Sans crier gare, l’actrice arrive. Et met fin sans attendre aux parallèles faciles: « Nathalie et moi, ne nous ressemblons pas vraiment dans la vie, Dieu merci, je n’ai jamais eu à souffrir des mêmes drames qu’elle » explique-t-elle d’emblée. Ca ne l’a cependant pas empêchée « d’être tout de suite attirée par la fantaisie du personnage, la tristesse de cette femme quasiment poétique« .

Pourtant, on ne peut s’empêcher de penser que Audrey Tautou, « tout en gardant son côté délicat » a insufflé une certaine chaleur à l’héroïne de papier. « Je me suis inspirée de certaines personnes que j’ai vu, et ce qui m’a frappé c’est leur façon de rester digne malgré l’épreuve, de garder une certaine pudeur malgré le chagrin » explique-t-elle. Audrey a ainsi tenu à ce que « Nathalie reste droite devant la douleur et forte devant le malheur« , à ce qu’en quelque sorte le personnage « s’humanise un petit peu, ce qui la rend un peu plus sympathique, le public s’assimile à elle, compatit« .

Un personnage sympathique, certes, « mais pas seulement au sens propre du terme » rebondit Stéphane Foenkinos. Et le couple « improbable » que forme Audrey Tautou et le fantastique François Damiens dans le film y est pour beaucoup également. « Je voulais montrer leur histoire d’amour un peu incongrue de manière très réelle justement » résume David Foenkinos.

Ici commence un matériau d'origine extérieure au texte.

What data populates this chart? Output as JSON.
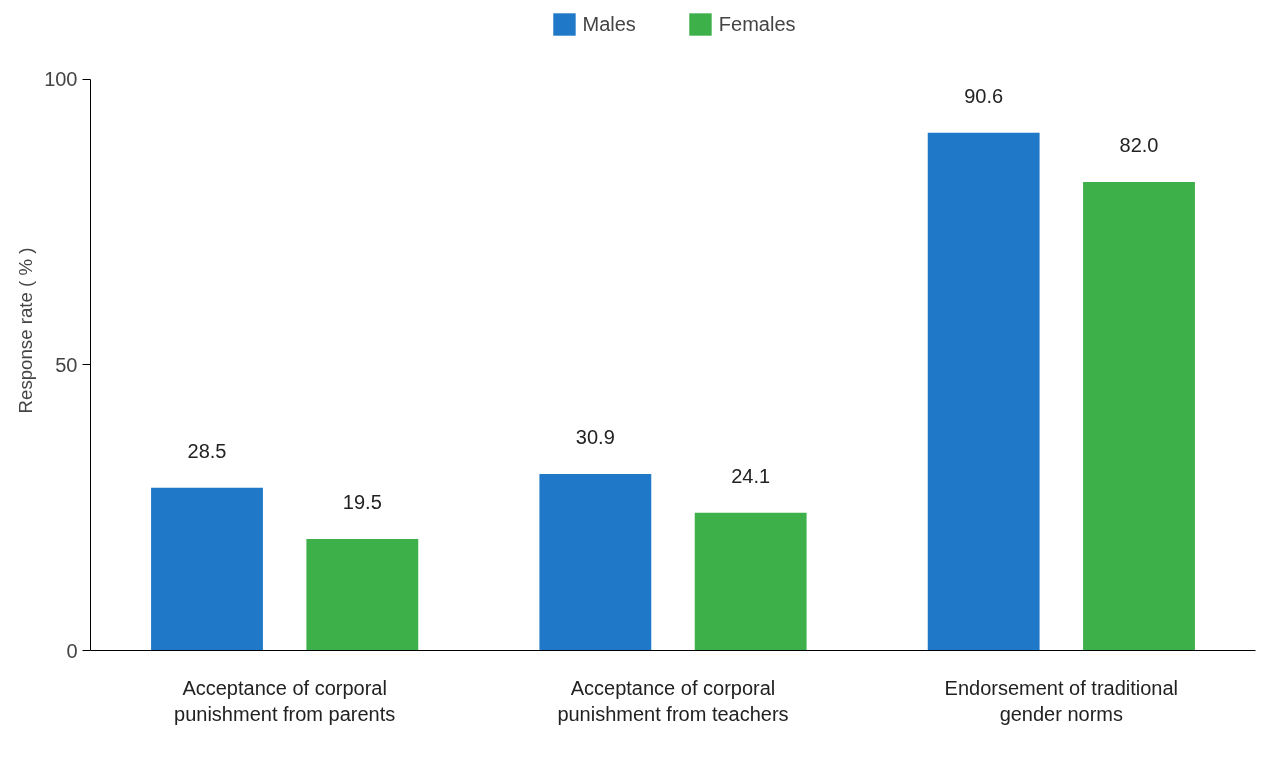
{
  "chart_data": {
    "type": "bar",
    "ylabel": "Response rate ( % )",
    "categories": [
      "Acceptance of corporal\npunishment from parents",
      "Acceptance of corporal\npunishment from teachers",
      "Endorsement of traditional\ngender norms"
    ],
    "series": [
      {
        "name": "Males",
        "color": "#1f78c8",
        "values": [
          28.5,
          30.9,
          90.6
        ],
        "value_labels": [
          "28.5",
          "30.9",
          "90.6"
        ]
      },
      {
        "name": "Females",
        "color": "#3db04a",
        "values": [
          19.5,
          24.1,
          82.0
        ],
        "value_labels": [
          "19.5",
          "24.1",
          "82.0"
        ]
      }
    ],
    "ylim": [
      0,
      100
    ],
    "yticks": [
      0,
      50,
      100
    ],
    "legend": "top",
    "grid": false
  }
}
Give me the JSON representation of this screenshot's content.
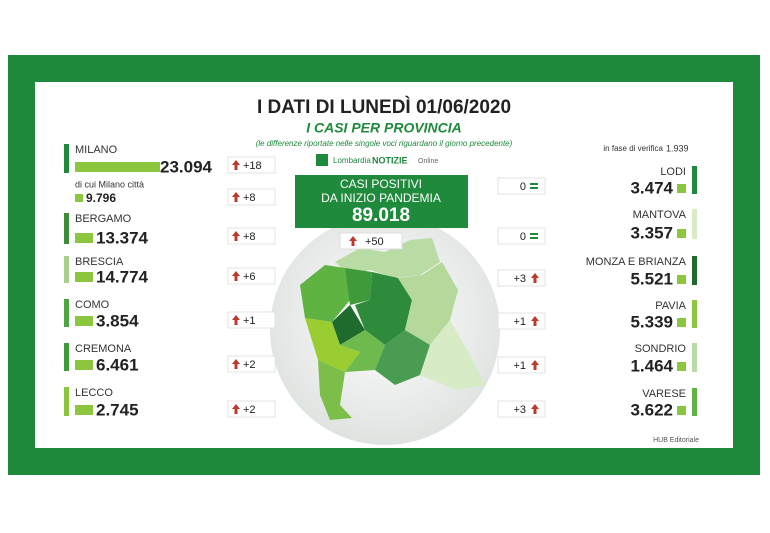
{
  "header": {
    "title": "I DATI DI LUNEDÌ 01/06/2020",
    "subtitle": "I CASI PER PROVINCIA",
    "note": "(le differenze riportate nelle singole voci riguardano il giorno precedente)",
    "logo_main": "Lombardia",
    "logo_brand": "NOTIZIE",
    "logo_tail": "Online"
  },
  "total": {
    "line1": "CASI POSITIVI",
    "line2": "DA INIZIO PANDEMIA",
    "value": "89.018",
    "diff": "+50"
  },
  "pending": {
    "label": "in fase di verifica",
    "value": "1.939"
  },
  "left": [
    {
      "name": "MILANO",
      "value": "23.094",
      "diff": "+18"
    },
    {
      "name": "BERGAMO",
      "value": "13.374",
      "diff": "+8"
    },
    {
      "name": "BRESCIA",
      "value": "14.774",
      "diff": "+6"
    },
    {
      "name": "COMO",
      "value": "3.854",
      "diff": "+1"
    },
    {
      "name": "CREMONA",
      "value": "6.461",
      "diff": "+2"
    },
    {
      "name": "LECCO",
      "value": "2.745",
      "diff": "+2"
    }
  ],
  "milano_city": {
    "label": "di cui Milano città",
    "value": "9.796",
    "diff": "+8"
  },
  "right": [
    {
      "name": "LODI",
      "value": "3.474",
      "diff": "0"
    },
    {
      "name": "MANTOVA",
      "value": "3.357",
      "diff": "0"
    },
    {
      "name": "MONZA E BRIANZA",
      "value": "5.521",
      "diff": "+3"
    },
    {
      "name": "PAVIA",
      "value": "5.339",
      "diff": "+1"
    },
    {
      "name": "SONDRIO",
      "value": "1.464",
      "diff": "+1"
    },
    {
      "name": "VARESE",
      "value": "3.622",
      "diff": "+3"
    }
  ],
  "credit": "HUB Editoriale"
}
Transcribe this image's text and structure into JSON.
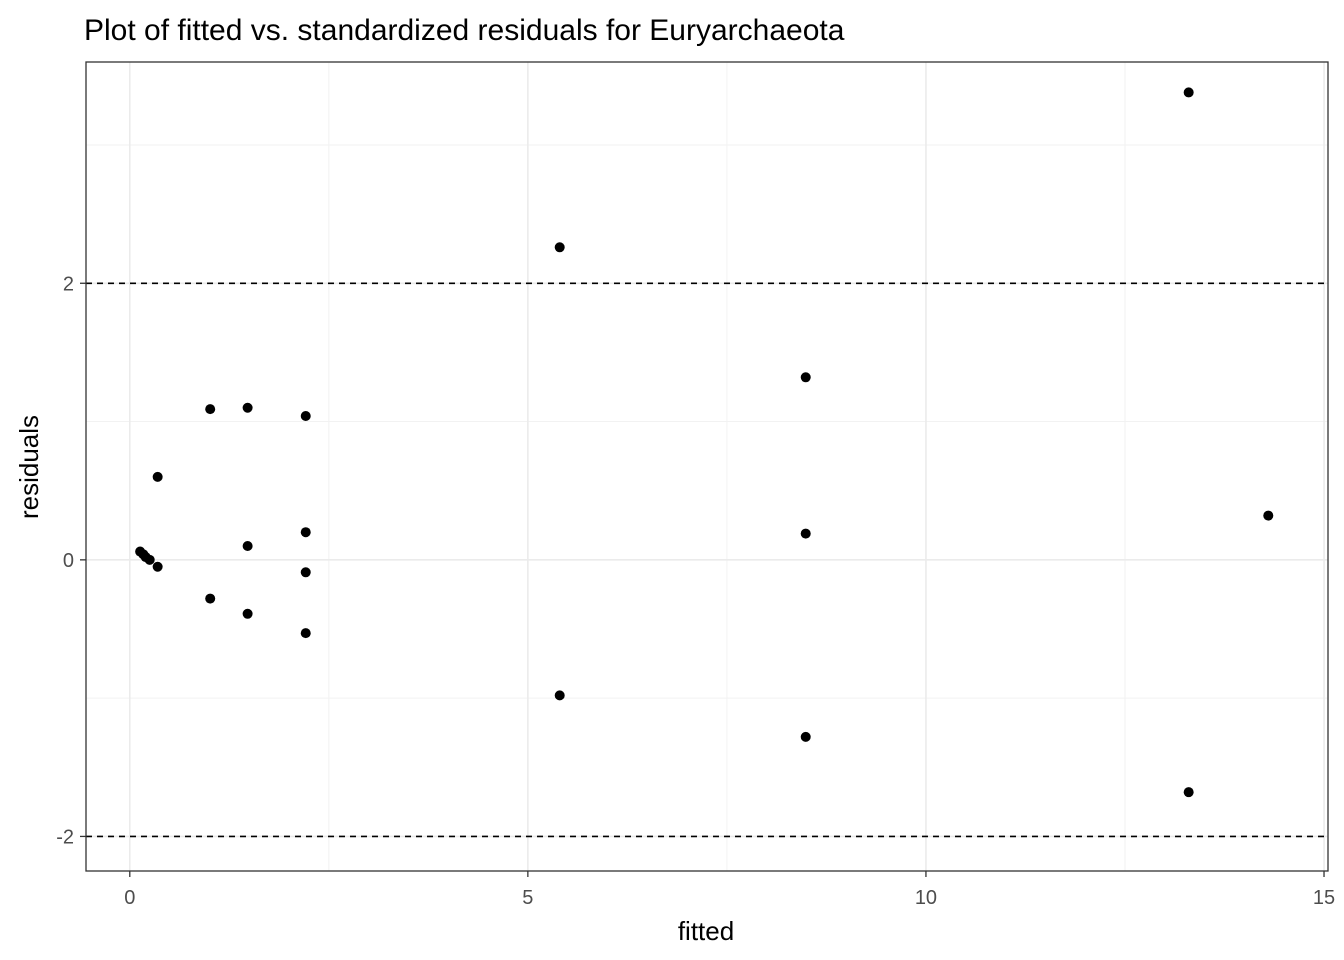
{
  "chart_data": {
    "type": "scatter",
    "title": "Plot of fitted vs. standardized residuals for Euryarchaeota",
    "xlabel": "fitted",
    "ylabel": "residuals",
    "xlim": [
      -0.55,
      15.05
    ],
    "ylim": [
      -2.25,
      3.6
    ],
    "x_ticks": [
      0,
      5,
      10,
      15
    ],
    "y_ticks": [
      -2,
      0,
      2
    ],
    "x_tick_labels": [
      "0",
      "5",
      "10",
      "15"
    ],
    "y_tick_labels": [
      "-2",
      "0",
      "2"
    ],
    "grid": true,
    "reference_lines": [
      2,
      -2
    ],
    "points": [
      {
        "x": 0.13,
        "y": 0.06
      },
      {
        "x": 0.17,
        "y": 0.04
      },
      {
        "x": 0.2,
        "y": 0.02
      },
      {
        "x": 0.25,
        "y": 0.0
      },
      {
        "x": 0.35,
        "y": 0.6
      },
      {
        "x": 0.35,
        "y": -0.05
      },
      {
        "x": 1.01,
        "y": 1.09
      },
      {
        "x": 1.01,
        "y": -0.28
      },
      {
        "x": 1.48,
        "y": 1.1
      },
      {
        "x": 1.48,
        "y": 0.1
      },
      {
        "x": 1.48,
        "y": -0.39
      },
      {
        "x": 2.21,
        "y": 1.04
      },
      {
        "x": 2.21,
        "y": 0.2
      },
      {
        "x": 2.21,
        "y": -0.09
      },
      {
        "x": 2.21,
        "y": -0.53
      },
      {
        "x": 5.4,
        "y": 2.26
      },
      {
        "x": 5.4,
        "y": -0.98
      },
      {
        "x": 8.49,
        "y": 1.32
      },
      {
        "x": 8.49,
        "y": 0.19
      },
      {
        "x": 8.49,
        "y": -1.28
      },
      {
        "x": 13.3,
        "y": 3.38
      },
      {
        "x": 13.3,
        "y": -1.68
      },
      {
        "x": 14.3,
        "y": 0.32
      }
    ]
  }
}
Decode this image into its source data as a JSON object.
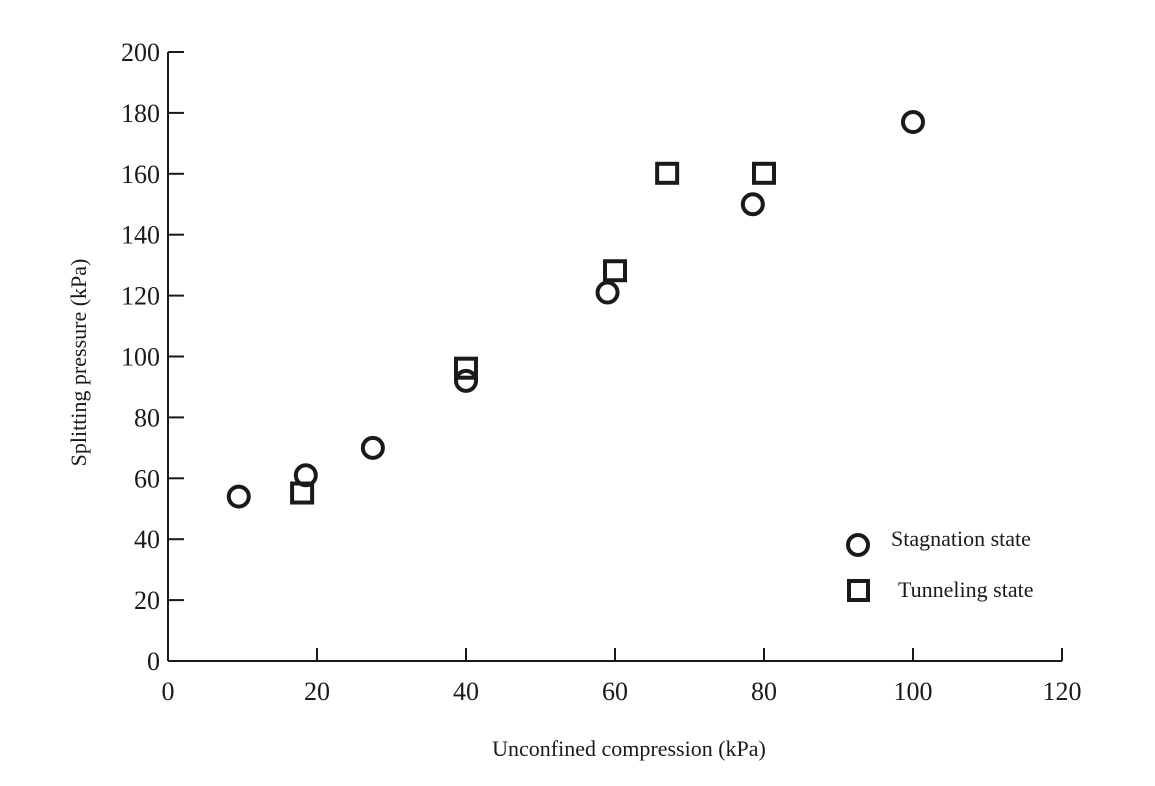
{
  "chart_data": {
    "type": "scatter",
    "title": "",
    "xlabel": "Unconfined compression   (kPa)",
    "ylabel": "Splitting pressure (kPa)",
    "xlim": [
      0,
      120
    ],
    "ylim": [
      0,
      200
    ],
    "x_ticks": [
      0,
      20,
      40,
      60,
      80,
      100,
      120
    ],
    "y_ticks": [
      0,
      20,
      40,
      60,
      80,
      100,
      120,
      140,
      160,
      180,
      200
    ],
    "grid": false,
    "legend_position": "right",
    "series": [
      {
        "name": "Stagnation state",
        "marker": "circle",
        "points": [
          {
            "x": 9.5,
            "y": 54
          },
          {
            "x": 18.5,
            "y": 61
          },
          {
            "x": 27.5,
            "y": 70
          },
          {
            "x": 40,
            "y": 92
          },
          {
            "x": 59,
            "y": 121
          },
          {
            "x": 78.5,
            "y": 150
          },
          {
            "x": 100,
            "y": 177
          }
        ]
      },
      {
        "name": "Tunneling state",
        "marker": "square",
        "points": [
          {
            "x": 18,
            "y": 55
          },
          {
            "x": 40,
            "y": 96
          },
          {
            "x": 60,
            "y": 128
          },
          {
            "x": 67,
            "y": 160
          },
          {
            "x": 80,
            "y": 160
          }
        ]
      }
    ],
    "colors": {
      "ink": "#1a1a1a",
      "background": "#ffffff"
    }
  }
}
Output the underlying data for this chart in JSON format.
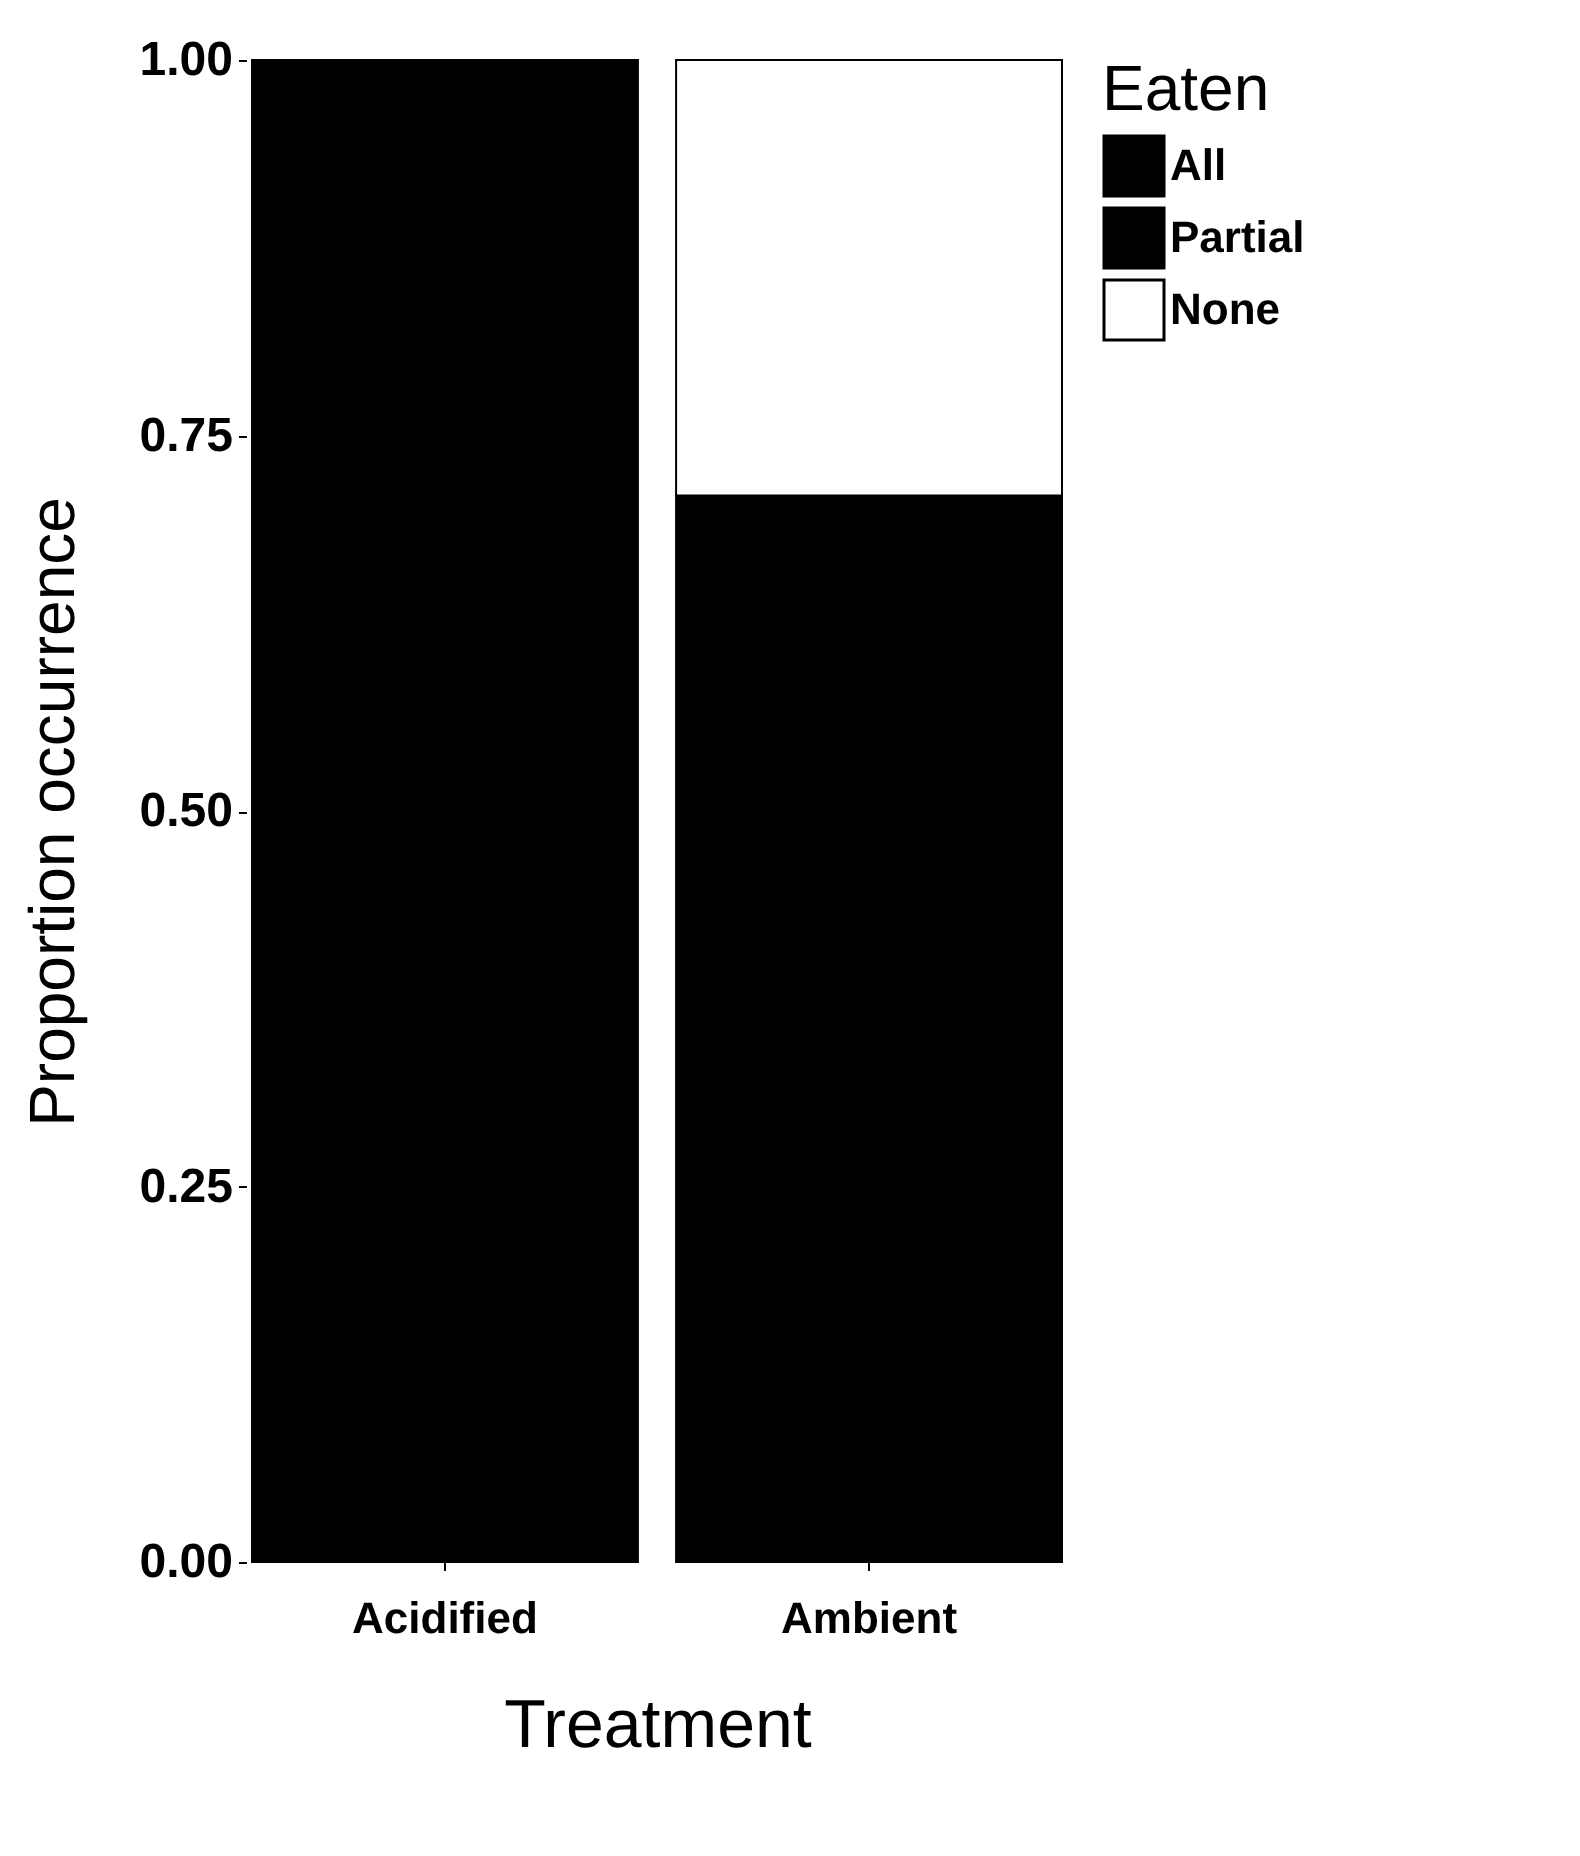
{
  "chart_data": {
    "type": "bar",
    "stacked": true,
    "xlabel": "Treatment",
    "ylabel": "Proportion occurrence",
    "legend_title": "Eaten",
    "legend": "right",
    "grid": false,
    "categories": [
      "Acidified",
      "Ambient"
    ],
    "series": [
      {
        "name": "All",
        "color": "#000000",
        "values": [
          1.0,
          0.71
        ]
      },
      {
        "name": "Partial",
        "color": "#000000",
        "values": [
          null,
          null
        ]
      },
      {
        "name": "None",
        "color": "#ffffff",
        "values": [
          null,
          0.29
        ]
      }
    ],
    "ylim": [
      0,
      1
    ],
    "yticks": [
      {
        "value": 0,
        "label": "0.00"
      },
      0.25,
      {
        "value": 0.5,
        "label": "0.50"
      },
      0.75,
      {
        "value": 1,
        "label": "1.00"
      }
    ]
  }
}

Les deux personnages ne sont d’ailleurs jamais traités comme des ersatz de « la belle » et de « son clochard » ou du « ver de terre amoureux d’une étoile« . Leur relation peut paraitre étrange au premier abord, mais « l’important c’est que l’on y croit et que cela semble possible dans la vie« . Le vrai message du film n’est il pas alors que malgré les échecs ou les différences, l’amour est quand même possible ? « C’est en tout cas ce que je crois« , conclut Audrey Tautou, « J’aime par dessus tout l’idée que même quand le sort s’acharne et que l’on croit que plus rien de bon ne peut advenir, il existe des surprises qui nous prouvent que c’est faux, des bulles de vie« .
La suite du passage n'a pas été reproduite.